You’ll learn more about Poe than he probably would have wanted you to know, especially regarding his romantic relationships.
Did you know that Poe only had his mustache a few years before his death? Seeing him without an upper lip cover is like not putting cream cheese on a bagel.
Most of the photos that we see of him came from rare daguerreotypes, a process that created an image on a silver plate using mercury vapor. Quite a dangerous process. That would probably explain why there are so many crazy early photos.
Various archivists found ways to save Poe’s family heirlooms. You’ll see early manuscripts of some of his works like the Purloined Letter and The Raven, as well as bygone pieces of furniture that probably wouldn’t win prizes at a modern furniture exhibition.
There is also a bookstore that carries everything from a bobble head of Poe, (I bought one), to DVDs, CDs, clothing, and other memorabilia that would have made Poe think, “Do these people really want to spend their hard-earned money on me?”
Poe never actually lived in this house that provides the entranceway to the tour. You can take an audio self-tour or a guided tour by a young woman, who reminded me of myself. She told the various stories about Poe and put emotion in the voices of her characters.

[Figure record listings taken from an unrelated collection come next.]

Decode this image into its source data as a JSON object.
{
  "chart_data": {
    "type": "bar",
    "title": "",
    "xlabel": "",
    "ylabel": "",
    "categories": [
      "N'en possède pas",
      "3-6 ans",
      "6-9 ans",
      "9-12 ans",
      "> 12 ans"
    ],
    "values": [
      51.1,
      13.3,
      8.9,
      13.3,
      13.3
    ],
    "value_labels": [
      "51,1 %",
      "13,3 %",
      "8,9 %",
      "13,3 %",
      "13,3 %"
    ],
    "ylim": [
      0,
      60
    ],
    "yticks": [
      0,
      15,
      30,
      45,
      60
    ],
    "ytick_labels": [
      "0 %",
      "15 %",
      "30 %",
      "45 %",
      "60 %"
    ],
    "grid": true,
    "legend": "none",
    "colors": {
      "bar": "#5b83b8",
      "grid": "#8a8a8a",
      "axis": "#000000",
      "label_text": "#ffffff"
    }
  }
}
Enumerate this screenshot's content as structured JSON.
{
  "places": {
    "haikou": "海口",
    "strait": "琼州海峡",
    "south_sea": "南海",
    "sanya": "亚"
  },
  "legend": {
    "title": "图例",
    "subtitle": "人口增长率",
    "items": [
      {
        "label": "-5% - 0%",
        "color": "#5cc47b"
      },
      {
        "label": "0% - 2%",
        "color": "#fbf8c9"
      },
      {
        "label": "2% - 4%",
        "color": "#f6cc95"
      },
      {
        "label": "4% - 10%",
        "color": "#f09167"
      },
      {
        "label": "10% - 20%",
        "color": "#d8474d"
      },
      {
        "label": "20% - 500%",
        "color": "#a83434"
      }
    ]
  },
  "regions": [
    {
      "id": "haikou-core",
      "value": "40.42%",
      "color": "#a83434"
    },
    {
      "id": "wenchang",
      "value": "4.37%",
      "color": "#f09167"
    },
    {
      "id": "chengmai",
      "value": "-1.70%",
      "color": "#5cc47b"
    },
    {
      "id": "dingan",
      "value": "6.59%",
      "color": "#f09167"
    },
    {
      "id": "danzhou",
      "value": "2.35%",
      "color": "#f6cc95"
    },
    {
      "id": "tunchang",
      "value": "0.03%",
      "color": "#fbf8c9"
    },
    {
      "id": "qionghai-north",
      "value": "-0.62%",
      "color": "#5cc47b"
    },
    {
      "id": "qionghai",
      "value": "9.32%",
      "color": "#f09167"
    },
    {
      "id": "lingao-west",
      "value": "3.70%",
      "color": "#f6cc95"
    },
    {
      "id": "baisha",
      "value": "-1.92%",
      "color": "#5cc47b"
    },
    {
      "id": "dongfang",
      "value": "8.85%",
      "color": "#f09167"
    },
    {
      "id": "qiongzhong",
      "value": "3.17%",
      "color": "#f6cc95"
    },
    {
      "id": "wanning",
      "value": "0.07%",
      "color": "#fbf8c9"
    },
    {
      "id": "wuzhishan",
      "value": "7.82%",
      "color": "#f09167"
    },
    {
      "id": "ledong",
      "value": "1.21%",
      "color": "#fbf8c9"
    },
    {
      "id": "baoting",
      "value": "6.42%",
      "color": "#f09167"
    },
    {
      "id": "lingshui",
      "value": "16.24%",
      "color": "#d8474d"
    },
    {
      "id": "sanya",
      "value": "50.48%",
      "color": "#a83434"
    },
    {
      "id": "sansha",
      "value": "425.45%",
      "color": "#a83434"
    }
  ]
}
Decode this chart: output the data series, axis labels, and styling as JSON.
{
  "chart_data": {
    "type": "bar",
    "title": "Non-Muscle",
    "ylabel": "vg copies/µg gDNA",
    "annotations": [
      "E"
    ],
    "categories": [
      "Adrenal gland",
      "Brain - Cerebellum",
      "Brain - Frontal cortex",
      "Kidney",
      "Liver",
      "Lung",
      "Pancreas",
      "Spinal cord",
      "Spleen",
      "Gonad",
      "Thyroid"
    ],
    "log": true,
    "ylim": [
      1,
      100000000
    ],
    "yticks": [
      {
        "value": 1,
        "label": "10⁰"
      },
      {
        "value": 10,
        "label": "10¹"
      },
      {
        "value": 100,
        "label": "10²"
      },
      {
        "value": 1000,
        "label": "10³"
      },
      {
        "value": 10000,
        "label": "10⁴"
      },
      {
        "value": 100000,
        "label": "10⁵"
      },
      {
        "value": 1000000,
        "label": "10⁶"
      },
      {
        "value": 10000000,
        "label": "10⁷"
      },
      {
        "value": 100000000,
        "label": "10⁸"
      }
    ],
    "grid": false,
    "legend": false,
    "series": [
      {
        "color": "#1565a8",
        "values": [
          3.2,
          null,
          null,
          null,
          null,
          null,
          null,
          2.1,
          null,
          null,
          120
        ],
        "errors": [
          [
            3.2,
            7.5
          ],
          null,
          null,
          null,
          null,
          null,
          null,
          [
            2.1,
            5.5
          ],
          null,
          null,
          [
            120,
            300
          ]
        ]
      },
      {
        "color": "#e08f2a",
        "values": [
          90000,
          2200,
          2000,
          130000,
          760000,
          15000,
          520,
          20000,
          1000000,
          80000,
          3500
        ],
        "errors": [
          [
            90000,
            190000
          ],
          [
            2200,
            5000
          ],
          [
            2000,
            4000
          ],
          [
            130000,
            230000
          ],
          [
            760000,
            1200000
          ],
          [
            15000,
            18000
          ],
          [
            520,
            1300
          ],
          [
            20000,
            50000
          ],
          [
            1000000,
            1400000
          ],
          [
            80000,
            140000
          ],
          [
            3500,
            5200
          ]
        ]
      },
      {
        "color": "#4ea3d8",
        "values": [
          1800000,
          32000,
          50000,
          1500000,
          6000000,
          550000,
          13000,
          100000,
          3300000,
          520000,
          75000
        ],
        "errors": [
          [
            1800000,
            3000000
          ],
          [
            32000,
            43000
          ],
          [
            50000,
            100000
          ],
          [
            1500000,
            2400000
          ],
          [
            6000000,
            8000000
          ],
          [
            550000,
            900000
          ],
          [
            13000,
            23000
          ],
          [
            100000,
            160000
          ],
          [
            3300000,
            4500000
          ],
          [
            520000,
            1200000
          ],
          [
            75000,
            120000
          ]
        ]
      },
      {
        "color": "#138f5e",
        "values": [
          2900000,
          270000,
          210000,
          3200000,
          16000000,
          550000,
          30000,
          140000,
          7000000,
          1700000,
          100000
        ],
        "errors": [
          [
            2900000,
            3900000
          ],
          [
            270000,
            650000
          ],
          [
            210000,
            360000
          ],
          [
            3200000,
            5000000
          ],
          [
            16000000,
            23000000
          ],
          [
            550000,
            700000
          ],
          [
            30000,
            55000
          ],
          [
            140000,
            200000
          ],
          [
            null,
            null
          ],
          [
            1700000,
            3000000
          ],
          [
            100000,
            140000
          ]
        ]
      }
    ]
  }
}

The cost is cheap, ($6), if you say you’re a senior citizen. I just got in to the cut off.
The parking is free so use it for your visit and then use it as a free parking lot to browse local stores. I’m sure that they don’t check the cars since the lot is on a blind side to monitor, so watch out for street people that like to be curious.

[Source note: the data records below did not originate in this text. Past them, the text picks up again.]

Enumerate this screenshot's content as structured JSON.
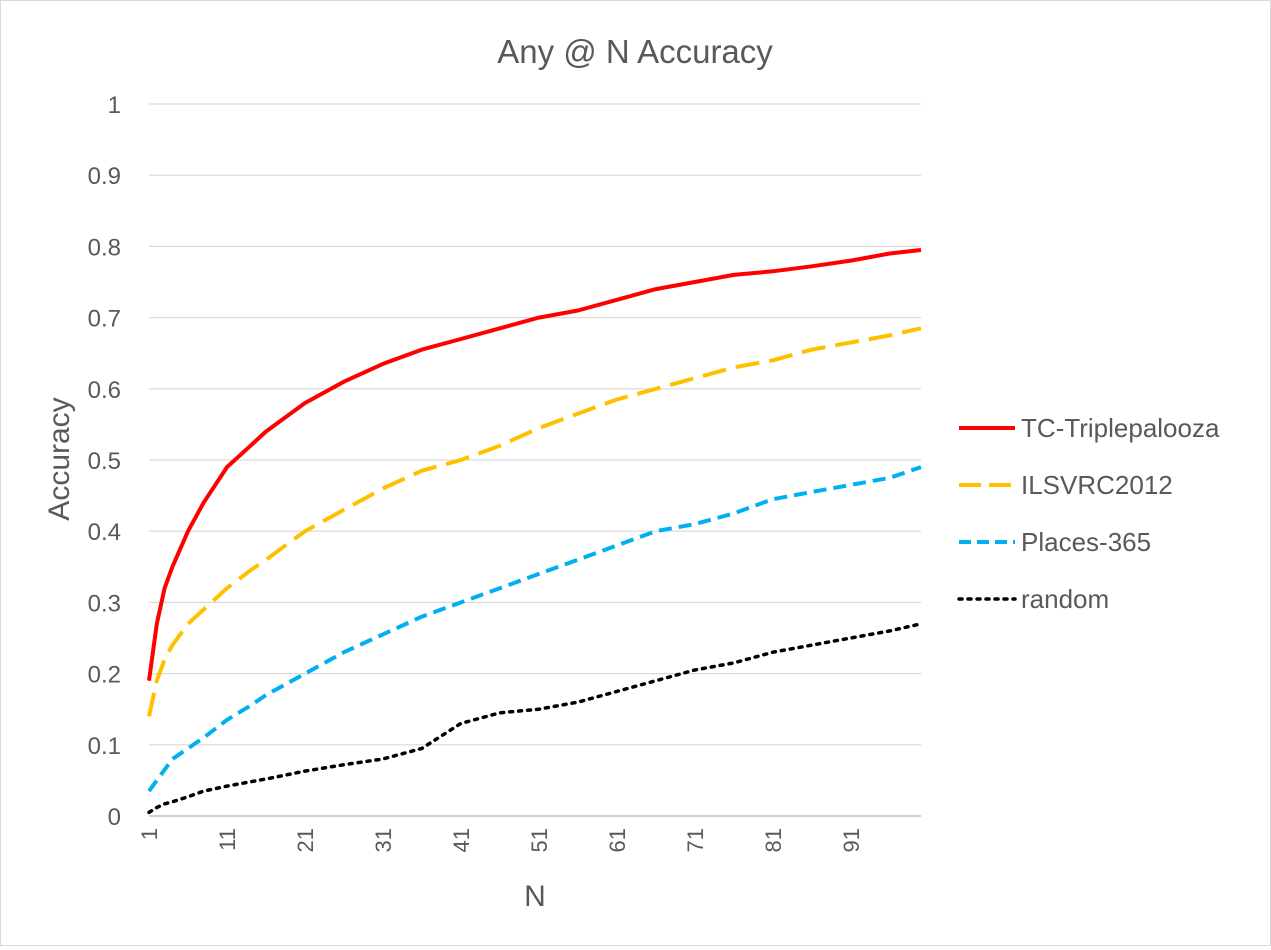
{
  "chart_data": {
    "type": "line",
    "title": "Any @ N Accuracy",
    "xlabel": "N",
    "ylabel": "Accuracy",
    "xlim": [
      1,
      100
    ],
    "ylim": [
      0,
      1
    ],
    "x_ticks": [
      1,
      11,
      21,
      31,
      41,
      51,
      61,
      71,
      81,
      91
    ],
    "y_ticks": [
      0,
      0.1,
      0.2,
      0.3,
      0.4,
      0.5,
      0.6,
      0.7,
      0.8,
      0.9,
      1
    ],
    "y_tick_labels": [
      "0",
      "0.1",
      "0.2",
      "0.3",
      "0.4",
      "0.5",
      "0.6",
      "0.7",
      "0.8",
      "0.9",
      "1"
    ],
    "grid": true,
    "legend_position": "right",
    "x": [
      1,
      2,
      3,
      4,
      6,
      8,
      11,
      14,
      16,
      21,
      26,
      31,
      36,
      41,
      46,
      51,
      56,
      61,
      66,
      71,
      76,
      81,
      86,
      91,
      96,
      100
    ],
    "series": [
      {
        "name": "TC-Triplepalooza",
        "color": "#ff0000",
        "style": "solid",
        "values": [
          0.19,
          0.27,
          0.32,
          0.35,
          0.4,
          0.44,
          0.49,
          0.52,
          0.54,
          0.58,
          0.61,
          0.635,
          0.655,
          0.67,
          0.685,
          0.7,
          0.71,
          0.725,
          0.74,
          0.75,
          0.76,
          0.765,
          0.772,
          0.78,
          0.79,
          0.795
        ]
      },
      {
        "name": "ILSVRC2012",
        "color": "#ffc000",
        "style": "long-dash",
        "values": [
          0.14,
          0.19,
          0.22,
          0.24,
          0.27,
          0.29,
          0.32,
          0.345,
          0.36,
          0.4,
          0.43,
          0.46,
          0.485,
          0.5,
          0.52,
          0.545,
          0.565,
          0.585,
          0.6,
          0.615,
          0.63,
          0.64,
          0.655,
          0.665,
          0.675,
          0.685
        ]
      },
      {
        "name": "Places-365",
        "color": "#00b0f0",
        "style": "dash",
        "values": [
          0.035,
          0.05,
          0.065,
          0.08,
          0.095,
          0.11,
          0.135,
          0.155,
          0.17,
          0.2,
          0.23,
          0.255,
          0.28,
          0.3,
          0.32,
          0.34,
          0.36,
          0.38,
          0.4,
          0.41,
          0.425,
          0.445,
          0.455,
          0.465,
          0.475,
          0.49
        ]
      },
      {
        "name": "random",
        "color": "#000000",
        "style": "dot",
        "values": [
          0.005,
          0.012,
          0.017,
          0.02,
          0.027,
          0.035,
          0.042,
          0.048,
          0.052,
          0.063,
          0.072,
          0.08,
          0.095,
          0.13,
          0.145,
          0.15,
          0.16,
          0.175,
          0.19,
          0.205,
          0.215,
          0.23,
          0.24,
          0.25,
          0.26,
          0.27
        ]
      }
    ]
  }
}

I visited Hollywood Cemetery on Saturday. No, I am not in Los Angeles. This one is in Richmond, high upon the hills above the James River.

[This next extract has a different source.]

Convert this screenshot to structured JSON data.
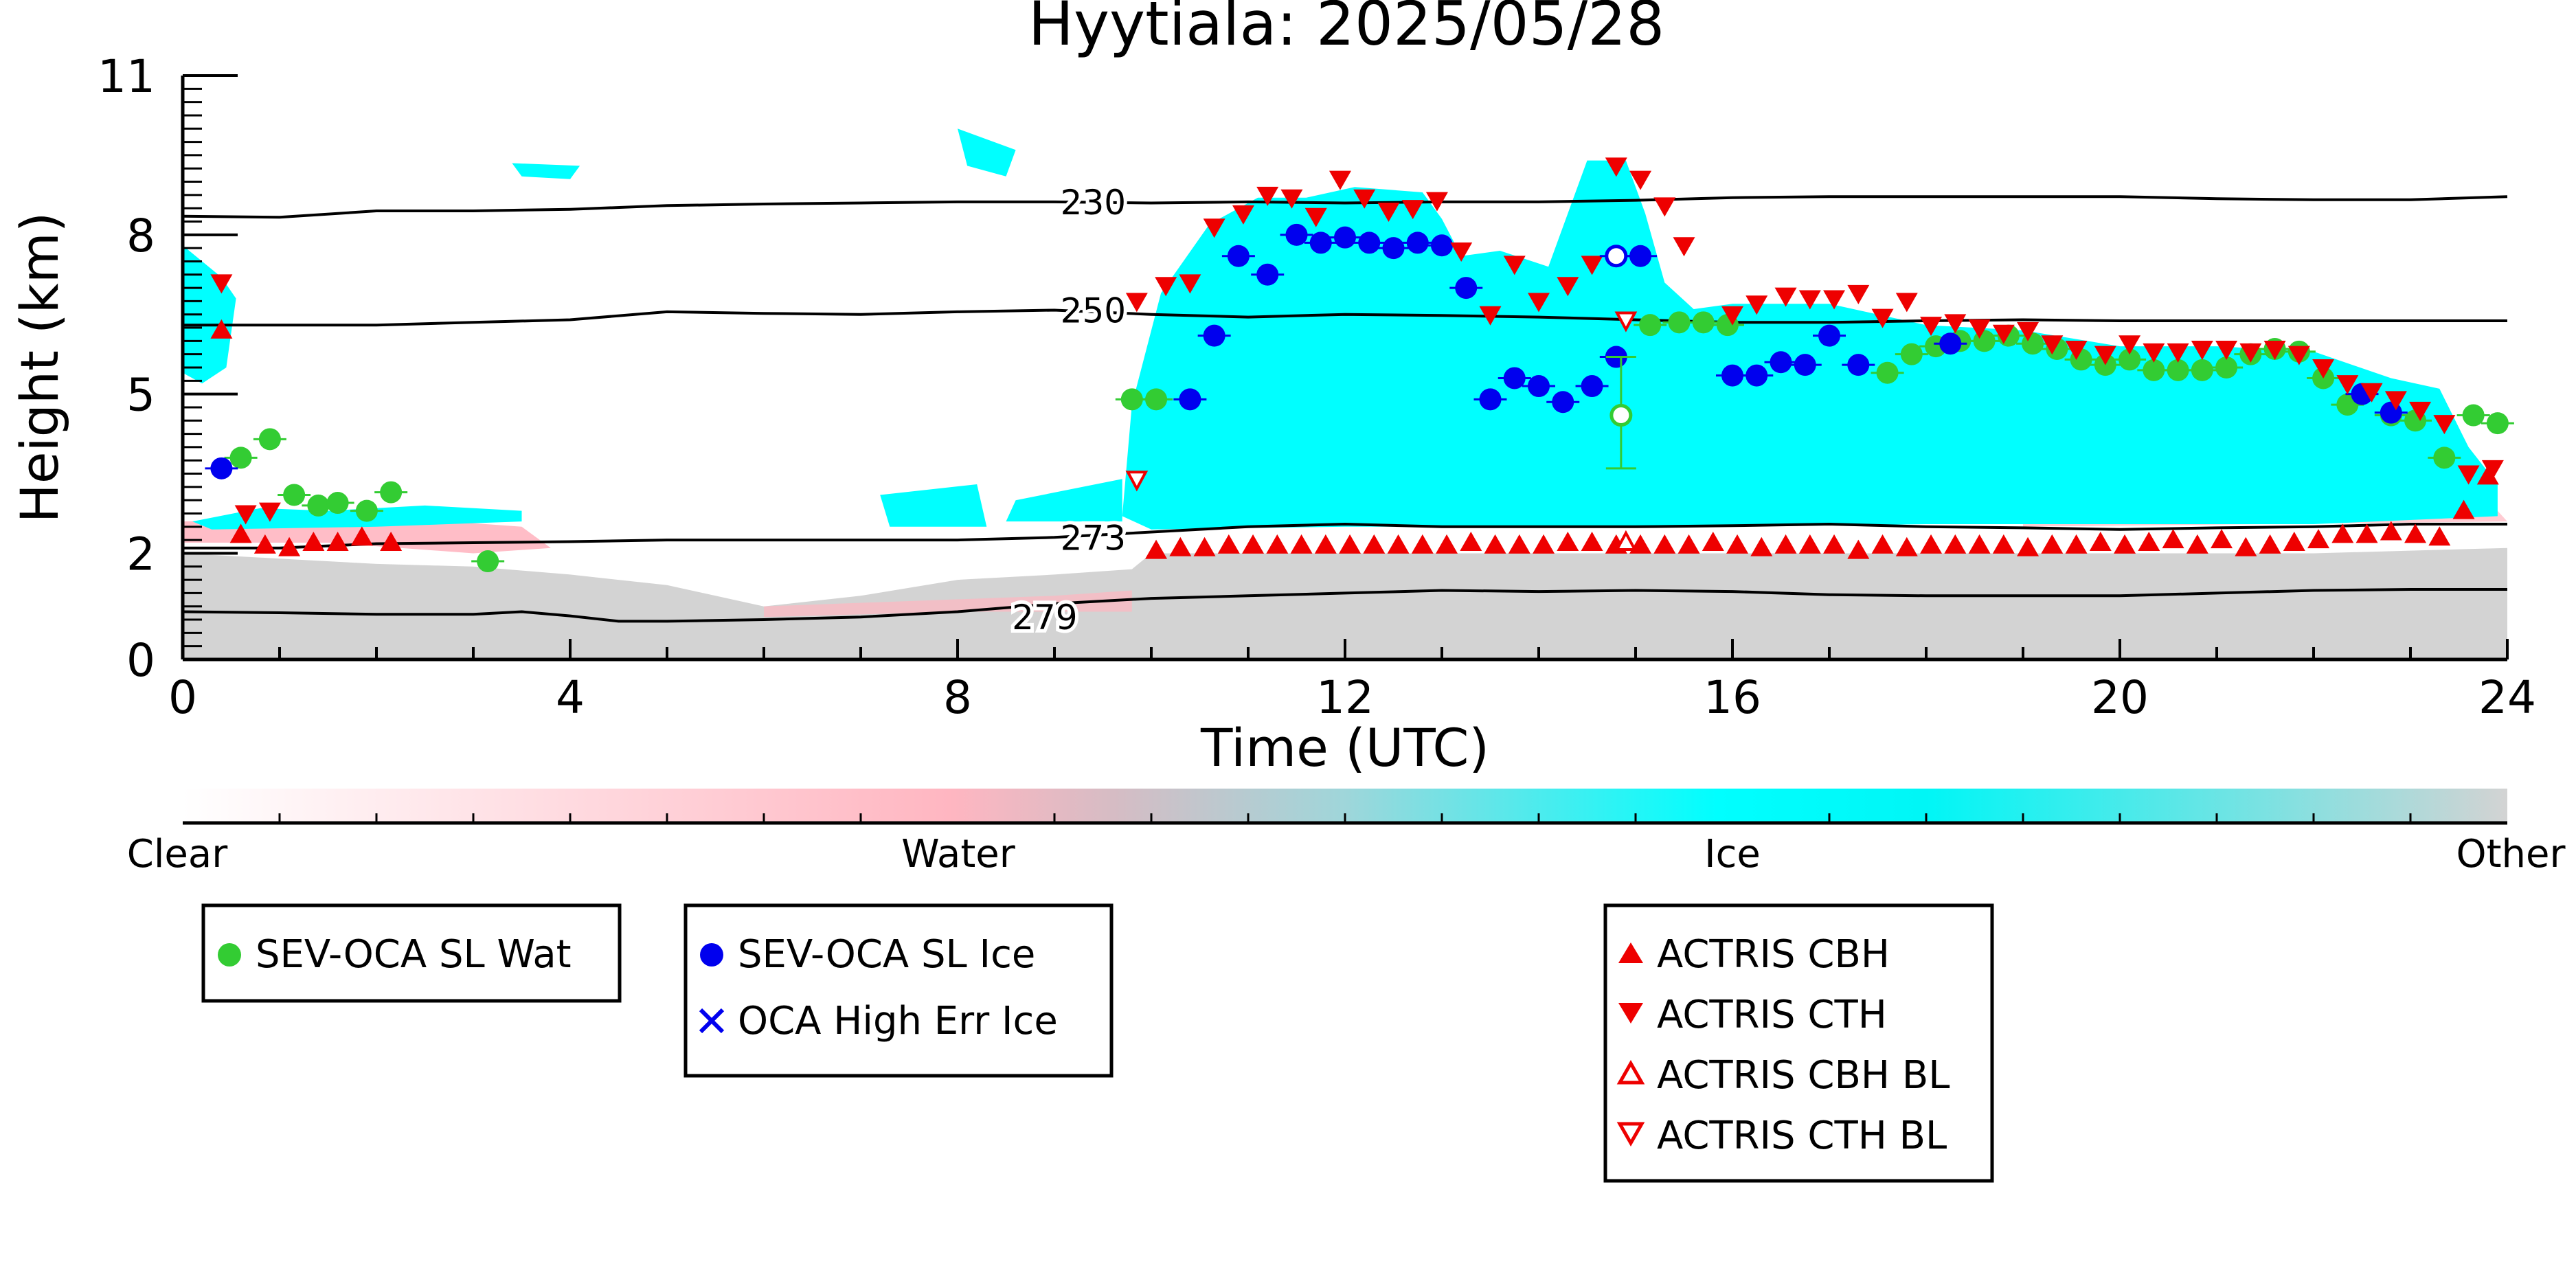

You constantly hear the sounds of rapids when you are on the south side. I doubt that anyone ever tried kayaking or rafting from the cemetery.
Being from the funeral industry, I had to take in this wonder that I had heard others talk about.
The day that I picked to go was sunny and hot. Many people in the park were either walking for exercise, had dogs on leashes who left their marks on graves to fertilize the grounds, or were curiosity hunters like myself, eagerly trying to find popular graves.
Without a map, finding those graves is like finding a needle in a haystack. One cemetery attendant told me there are now more cremation burials than funerals.
I do respect the dead but I will try to keep this story upbeat.
The monuments and markers were unbelievable. They call it mortuary art here. There were anchors, angels, circles, crossed swords, ferns, hands, obelisks, torches, urns, trees, and roses.
No wonder we had so many creative people in the past. They were learning skills instead of watching TV shows. I think America has lost a special art that most people today only see in flat bronze memorial parks.
This cemetery has an interactive website that you can use to find your way around the cemetery to see the graves of the famous — presidents Tyler and Monroe, Confederate President Jefferson Davis who has a very sad story of life in his background. There are even people there who made big money in Richmond like the Haxall family that made fortunes in flour. Didn’t affect Martha White, though.